Graphic by Angelie Zaslavsky
After seeing the documentary film “The Hangman,” screening November 15 at the U.K. Jewish Film Festival, it is hard not to think of Shalom Nagar as the Forrest Gump of Israel. Like the character played by Tom Hanks, Nagar improbably finds himself in the midst of historical events and meeting famous (infamous, really) people. And according to the yarns the simple-yet-wise Yemini-Israeli butcher spins for his friends, neighbors and the camera, he even helped shape the history of the modern Jewish State.

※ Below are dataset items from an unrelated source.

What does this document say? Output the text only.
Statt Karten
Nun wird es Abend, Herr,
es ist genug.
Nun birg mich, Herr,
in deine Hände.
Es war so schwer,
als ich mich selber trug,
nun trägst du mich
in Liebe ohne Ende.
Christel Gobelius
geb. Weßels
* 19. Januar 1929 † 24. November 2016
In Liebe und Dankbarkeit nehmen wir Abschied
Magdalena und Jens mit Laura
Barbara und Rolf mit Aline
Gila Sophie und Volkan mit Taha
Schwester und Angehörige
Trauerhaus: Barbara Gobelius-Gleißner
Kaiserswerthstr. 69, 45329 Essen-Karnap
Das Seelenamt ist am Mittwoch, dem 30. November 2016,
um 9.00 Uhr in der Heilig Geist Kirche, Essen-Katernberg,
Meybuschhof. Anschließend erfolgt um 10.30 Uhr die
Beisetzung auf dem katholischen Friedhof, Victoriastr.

“The Hangman” is a small, riveting film by Avigail Sperber and Netalie Braun, grantees of the Foundation for Jewish Culture’s Lynn and Jules Kroll Fund for Jewish Documentary Film. Through it, they tell the story of some of the most pivotal moments in Israeli history through the eyes of the kosher slaughterer who happens to have been Adolf Eichmann’s executioner. Nagar, who was formerly a prison guard, was also posted to the prison in Hebron, where he was among the first Israelis to guard imprisoned Palestinians under Israel’s then-newly established Military Administration. He also happens, according to his version of events, to have been the one to suggest to the Administration that the original settlers in Hebron in 1968 (Rabbi Moshe Levinger and 14 families) be given rooms converted from King Hussein’s stables to live in.
Nagar also happened to be on site when Dr. Baruch Goldstein killed 29 and injured 125 Muslims at the Cave of the Patriarchs in 1994. It was following that event that Nagar decided to move his family out of Hebron, where he had lived for many years following Levinger’s invitation to join the settlers. He doesn’t give long political or ideological explanations for why he decided to leave. In his characteristically uncomplicated way, he simply says that things were not good anymore and it was time to go.
Despite his seemingly accepting and God-fearing persona, Shalom Nagar is in many ways a complicated and hard-to-understand individual. Sperber and Braun capture the look in Nagar’s eyes that suggests more to this real-life character than religious platitudes and an affable nature. How could this not be so for a man who was traumatized by having to pull the lever on Eichmann, but who finds peace of mind slaughtering animals on a daily basis?